Even if you choose to go with a self-hosted WordPress, you will have to make a decision about how much functionality you need. Just like with shared hosting, you’ll have to decide whether you want a basic or a premium version. Let’s take a quick look at the differences.

In the Basic version of WordPress, you get access to all the features necessary for blogging. That includes the ability to create new posts, edit existing posts, view blogs, and manage comments. You don’t get any additional features beyond those listed above with this version, but at least you know what you’re getting.

WordPress’ Premium version adds a lot of extra features that make site managing and creation much simpler. With a Premium version of WordPress, you get the ability to install plugins, take your blog anywhere with you on the go, and use widgets to show content on your site. In addition, you can download and install the WordPress mobile app to your phone or tablet, and use it to easily update and manage your content from anywhere.

The Key Differences In Appearance

Another difference between shared hosting and WordPress hosting is in the appearance of the websites. Let’s take a quick look at how they differ.
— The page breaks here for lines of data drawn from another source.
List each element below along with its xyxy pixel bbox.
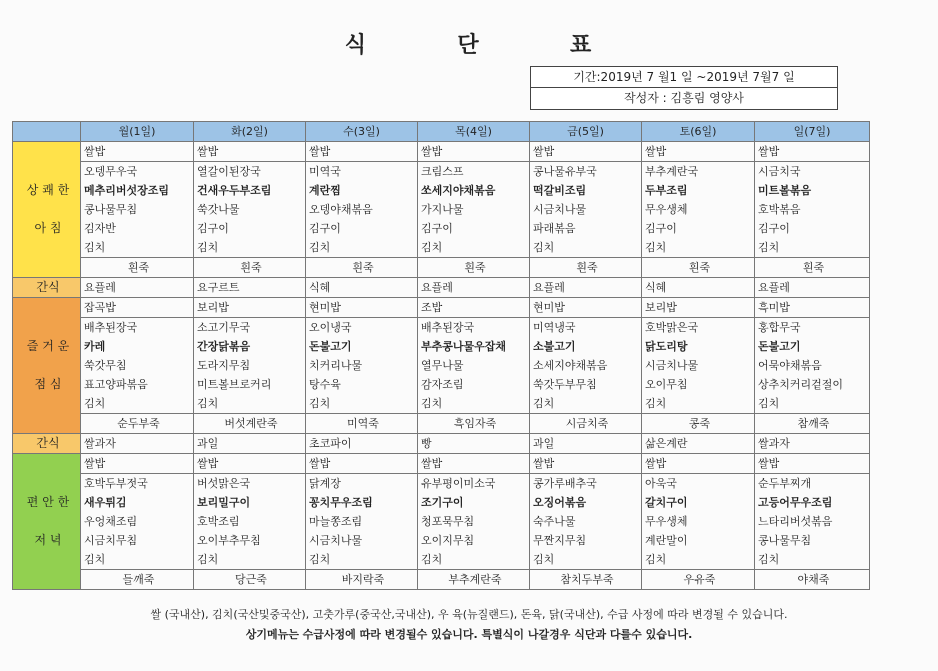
dish-cell: 어묵야채볶음 — [755, 356, 870, 375]
porridge-cell: 미역죽 — [306, 414, 418, 434]
menu-row — [13, 356, 870, 375]
dish-cell: 숙주나물 — [530, 512, 642, 531]
porridge-cell: 들깨죽 — [81, 570, 194, 590]
dish-cell: 무우생체 — [642, 512, 755, 531]
dish-cell: 배추된장국 — [418, 318, 530, 338]
porridge-cell: 참깨죽 — [755, 414, 870, 434]
dish-cell: 소세지야채볶음 — [530, 356, 642, 375]
porridge-cell: 당근죽 — [194, 570, 306, 590]
dish-cell: 오이부추무침 — [194, 531, 306, 550]
dish-cell: 두부조림 — [642, 181, 755, 200]
porridge-cell: 흰죽 — [194, 258, 306, 278]
page-title — [0, 28, 938, 59]
dish-cell: 호박맑은국 — [642, 318, 755, 338]
meal-label-lunch: 즐 거 운 점 심 — [13, 298, 81, 434]
porridge-cell: 흰죽 — [418, 258, 530, 278]
dish-cell: 계란말이 — [642, 531, 755, 550]
dish-cell: 시금치국 — [755, 162, 870, 182]
dish-cell: 아욱국 — [642, 474, 755, 494]
menu-row — [13, 337, 870, 356]
porridge-cell: 순두부죽 — [81, 414, 194, 434]
dish-cell: 부추콩나물우잡채 — [418, 337, 530, 356]
dish-cell: 순두부찌개 — [755, 474, 870, 494]
snack-cell: 삶은계란 — [642, 434, 755, 454]
dish-cell: 새우튀김 — [81, 493, 194, 512]
dish-cell: 보리밥 — [642, 298, 755, 318]
dish-cell: 미트볼볶음 — [755, 181, 870, 200]
dish-cell: 홍합무국 — [755, 318, 870, 338]
dish-cell: 미역국 — [306, 162, 418, 182]
dish-cell: 김치 — [194, 550, 306, 570]
dish-cell: 쌀밥 — [642, 142, 755, 162]
porridge-cell: 참치두부죽 — [530, 570, 642, 590]
menu-row — [13, 162, 870, 182]
dish-cell: 오이냉국 — [306, 318, 418, 338]
dish-cell: 김치 — [194, 238, 306, 258]
dish-cell: 콩가루배추국 — [530, 474, 642, 494]
dish-cell: 김치 — [755, 238, 870, 258]
snack-cell: 과일 — [194, 434, 306, 454]
origin-note: 쌀 (국내산), 김치(국산및중국산), 고춧가루(중국산,국내산), 우 육(뉴질랜드), 돈육, 닭(국내산), 수급 사정에 따라 변경될 수 있습니다. — [150, 608, 788, 621]
dish-cell: 버섯맑은국 — [194, 474, 306, 494]
menu-row — [13, 181, 870, 200]
dish-cell: 김구이 — [194, 219, 306, 238]
dish-cell: 탕수육 — [306, 375, 418, 394]
dish-cell: 김치 — [530, 238, 642, 258]
day-header: 일(7일) — [755, 122, 870, 142]
menu-row — [13, 238, 870, 258]
dish-cell: 김치 — [418, 238, 530, 258]
meal-label-snack1: 간식 — [13, 278, 81, 298]
snack-cell: 요플레 — [530, 278, 642, 298]
menu-row — [13, 394, 870, 414]
info-box — [530, 66, 838, 110]
dish-cell: 쌀밥 — [306, 454, 418, 474]
dish-cell: 쌀밥 — [642, 454, 755, 474]
dish-cell: 쌀밥 — [194, 454, 306, 474]
dish-cell: 쌀밥 — [530, 142, 642, 162]
dish-cell: 감자조림 — [418, 375, 530, 394]
dish-cell: 소불고기 — [530, 337, 642, 356]
dish-cell: 김치 — [755, 550, 870, 570]
dish-cell: 현미밥 — [306, 298, 418, 318]
author-text: 작성자 : 김흥림 영양사 — [624, 91, 744, 105]
menu-table — [12, 121, 870, 590]
dish-cell: 오징어볶음 — [530, 493, 642, 512]
dish-cell: 떡갈비조림 — [530, 181, 642, 200]
dish-cell: 김치 — [81, 394, 194, 414]
menu-row — [13, 512, 870, 531]
dish-cell: 파래볶음 — [530, 219, 642, 238]
dish-cell: 미트볼브로커리 — [194, 375, 306, 394]
snack-cell: 식혜 — [642, 278, 755, 298]
day-header: 월(1일) — [81, 122, 194, 142]
dish-cell: 청포묵무침 — [418, 512, 530, 531]
menu-row — [13, 142, 870, 162]
dish-cell: 김치 — [642, 238, 755, 258]
dish-cell: 쌀밥 — [418, 142, 530, 162]
dish-cell: 시금치나물 — [306, 531, 418, 550]
dish-cell: 오이무침 — [642, 375, 755, 394]
dish-cell: 김치 — [81, 550, 194, 570]
dish-cell: 가지나물 — [418, 200, 530, 219]
porridge-row — [13, 414, 870, 434]
dish-cell: 쑥갓무침 — [81, 356, 194, 375]
dish-cell: 콩나물무침 — [81, 200, 194, 219]
porridge-cell: 흰죽 — [530, 258, 642, 278]
menu-row — [13, 531, 870, 550]
dish-cell: 김구이 — [642, 219, 755, 238]
dish-cell: 계란찜 — [306, 181, 418, 200]
dish-cell: 콩나물무침 — [755, 531, 870, 550]
porridge-cell: 버섯계란죽 — [194, 414, 306, 434]
meal-label-breakfast: 상 쾌 한 아 침 — [13, 142, 81, 278]
dish-cell: 김치 — [306, 238, 418, 258]
dish-cell: 쑥갓두부무침 — [530, 375, 642, 394]
dish-cell: 김치 — [306, 550, 418, 570]
menu-row — [13, 219, 870, 238]
dish-cell: 김치 — [418, 550, 530, 570]
dish-cell: 시금치나물 — [530, 200, 642, 219]
period-text: 기간:2019년 7 월1 일 ~2019년 7월7 일 — [531, 67, 837, 88]
porridge-row — [13, 258, 870, 278]
dish-cell: 미역냉국 — [530, 318, 642, 338]
dish-cell: 쌀밥 — [81, 454, 194, 474]
porridge-cell: 흰죽 — [306, 258, 418, 278]
dish-cell: 김치 — [530, 394, 642, 414]
meal-label-snack2: 간식 — [13, 434, 81, 454]
snack-cell: 쌀과자 — [81, 434, 194, 454]
menu-row — [13, 200, 870, 219]
title-char-1: 식 — [344, 33, 369, 58]
dish-cell: 쏘세지야채볶음 — [418, 181, 530, 200]
dish-cell: 소고기무국 — [194, 318, 306, 338]
dish-cell: 시금치나물 — [642, 356, 755, 375]
dish-cell: 크림스프 — [418, 162, 530, 182]
dish-cell: 무우생체 — [642, 200, 755, 219]
porridge-row — [13, 570, 870, 590]
dish-cell: 호박조림 — [194, 512, 306, 531]
dish-cell: 보리밀구이 — [194, 493, 306, 512]
snack-row — [13, 434, 870, 454]
dish-cell: 흑미밥 — [755, 298, 870, 318]
porridge-cell: 콩죽 — [642, 414, 755, 434]
dish-cell: 상추치커리겉절이 — [755, 375, 870, 394]
dish-cell: 쌀밥 — [418, 454, 530, 474]
menu-row — [13, 454, 870, 474]
snack-cell: 빵 — [418, 434, 530, 454]
menu-row — [13, 298, 870, 318]
dish-cell: 호박볶음 — [755, 200, 870, 219]
menu-row — [13, 493, 870, 512]
dish-cell: 치커리나물 — [306, 356, 418, 375]
dish-cell: 갈치구이 — [642, 493, 755, 512]
porridge-cell: 흰죽 — [81, 258, 194, 278]
dish-cell: 쌀밥 — [306, 142, 418, 162]
dish-cell: 잡곡밥 — [81, 298, 194, 318]
dish-cell: 고등어무우조림 — [755, 493, 870, 512]
snack-cell: 요플레 — [81, 278, 194, 298]
dish-cell: 호박두부젓국 — [81, 474, 194, 494]
dish-cell: 김치 — [194, 394, 306, 414]
dish-cell: 무짠지무침 — [530, 531, 642, 550]
title-char-2: 단 — [457, 33, 481, 58]
porridge-cell: 부추계란죽 — [418, 570, 530, 590]
dish-cell: 쌀밥 — [755, 142, 870, 162]
dish-cell: 김치 — [81, 238, 194, 258]
dish-cell: 쌀밥 — [530, 454, 642, 474]
snack-cell: 요플레 — [418, 278, 530, 298]
dish-cell: 도라지무침 — [194, 356, 306, 375]
dish-cell: 오이지무침 — [418, 531, 530, 550]
porridge-cell: 흑임자죽 — [418, 414, 530, 434]
dish-cell: 간장닭볶음 — [194, 337, 306, 356]
porridge-cell: 야채죽 — [755, 570, 870, 590]
dish-cell: 오뎅무우국 — [81, 162, 194, 182]
porridge-cell: 흰죽 — [642, 258, 755, 278]
dish-cell: 시금치무침 — [81, 531, 194, 550]
dish-cell: 김자반 — [81, 219, 194, 238]
dish-cell: 돈불고기 — [755, 337, 870, 356]
dish-cell: 조기구이 — [418, 493, 530, 512]
dish-cell: 현미밥 — [530, 298, 642, 318]
dish-cell: 메추리버섯장조림 — [81, 181, 194, 200]
corner-cell — [13, 122, 81, 142]
dish-cell: 김치 — [306, 394, 418, 414]
porridge-cell: 흰죽 — [755, 258, 870, 278]
day-header: 목(4일) — [418, 122, 530, 142]
dish-cell: 건새우두부조림 — [194, 181, 306, 200]
menu-row — [13, 375, 870, 394]
day-header: 수(3일) — [306, 122, 418, 142]
dish-cell: 김구이 — [306, 219, 418, 238]
snack-cell: 요구르트 — [194, 278, 306, 298]
snack-row — [13, 278, 870, 298]
menu-row — [13, 318, 870, 338]
porridge-cell: 우유죽 — [642, 570, 755, 590]
dish-cell: 열무나물 — [418, 356, 530, 375]
dish-cell: 조밥 — [418, 298, 530, 318]
dish-cell: 쌀밥 — [194, 142, 306, 162]
snack-cell: 초코파이 — [306, 434, 418, 454]
dish-cell: 꽁치무우조림 — [306, 493, 418, 512]
notice-note: 상기메뉴는 수급사정에 따라 변경될수 있습니다. 특별식이 나갈경우 식단과 다를수 있습니다. — [245, 628, 693, 641]
dish-cell: 배추된장국 — [81, 318, 194, 338]
dish-cell: 쑥갓나물 — [194, 200, 306, 219]
day-header: 토(6일) — [642, 122, 755, 142]
porridge-cell: 바지락죽 — [306, 570, 418, 590]
day-header: 화(2일) — [194, 122, 306, 142]
title-char-3: 표 — [569, 33, 594, 58]
dish-cell: 우엉채조림 — [81, 512, 194, 531]
dish-cell: 김치 — [755, 394, 870, 414]
dish-cell: 느타리버섯볶음 — [755, 512, 870, 531]
dish-cell: 김치 — [642, 394, 755, 414]
dish-cell: 김치 — [530, 550, 642, 570]
dish-cell: 닭도리탕 — [642, 337, 755, 356]
dish-cell: 보리밥 — [194, 298, 306, 318]
dish-cell: 유부평이미소국 — [418, 474, 530, 494]
dish-cell: 오뎅야채볶음 — [306, 200, 418, 219]
dish-cell: 김구이 — [755, 219, 870, 238]
day-header: 금(5일) — [530, 122, 642, 142]
snack-cell: 요플레 — [755, 278, 870, 298]
dish-cell: 쌀밥 — [755, 454, 870, 474]
dish-cell: 닭계장 — [306, 474, 418, 494]
dish-cell: 마늘쫑조림 — [306, 512, 418, 531]
snack-cell: 과일 — [530, 434, 642, 454]
dish-cell: 부추계란국 — [642, 162, 755, 182]
menu-row — [13, 550, 870, 570]
menu-row — [13, 474, 870, 494]
dish-cell: 콩나물유부국 — [530, 162, 642, 182]
snack-cell: 쌀과자 — [755, 434, 870, 454]
dish-cell: 돈불고기 — [306, 337, 418, 356]
dish-cell: 열갈이된장국 — [194, 162, 306, 182]
dish-cell: 표고양파볶음 — [81, 375, 194, 394]
header-row — [13, 122, 870, 142]
dish-cell: 김치 — [418, 394, 530, 414]
dish-cell: 쌀밥 — [81, 142, 194, 162]
porridge-cell: 시금치죽 — [530, 414, 642, 434]
meal-label-dinner: 편 안 한 저 녁 — [13, 454, 81, 590]
dish-cell: 김구이 — [418, 219, 530, 238]
snack-cell: 식혜 — [306, 278, 418, 298]
dish-cell: 김치 — [642, 550, 755, 570]
dish-cell: 카레 — [81, 337, 194, 356]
With shared hosting, your website will look just like any other website that is using the same design template. The only differences will be the domain name and the footer which indicates the site is hosted by the particular web host. However, with WordPress hosting, you get the ability to completely customize the appearance of your site. That means you can choose from a variety of free designs or you can purchase a premium design through WordPress’ own market place. In addition to that, you can choose from a variety of available color schemes, change the layout to suit your needs, and add or remove features as you see fit.

Ultimately, shared hosting and WordPress hosting provide similar functionality, but the former is generally considered less suitable for high-traffic websites or blogs. If you’re looking to start a business blog or website, you may want to consider going with a WordPress hosting plan to maximize your functionality and minimize your costs.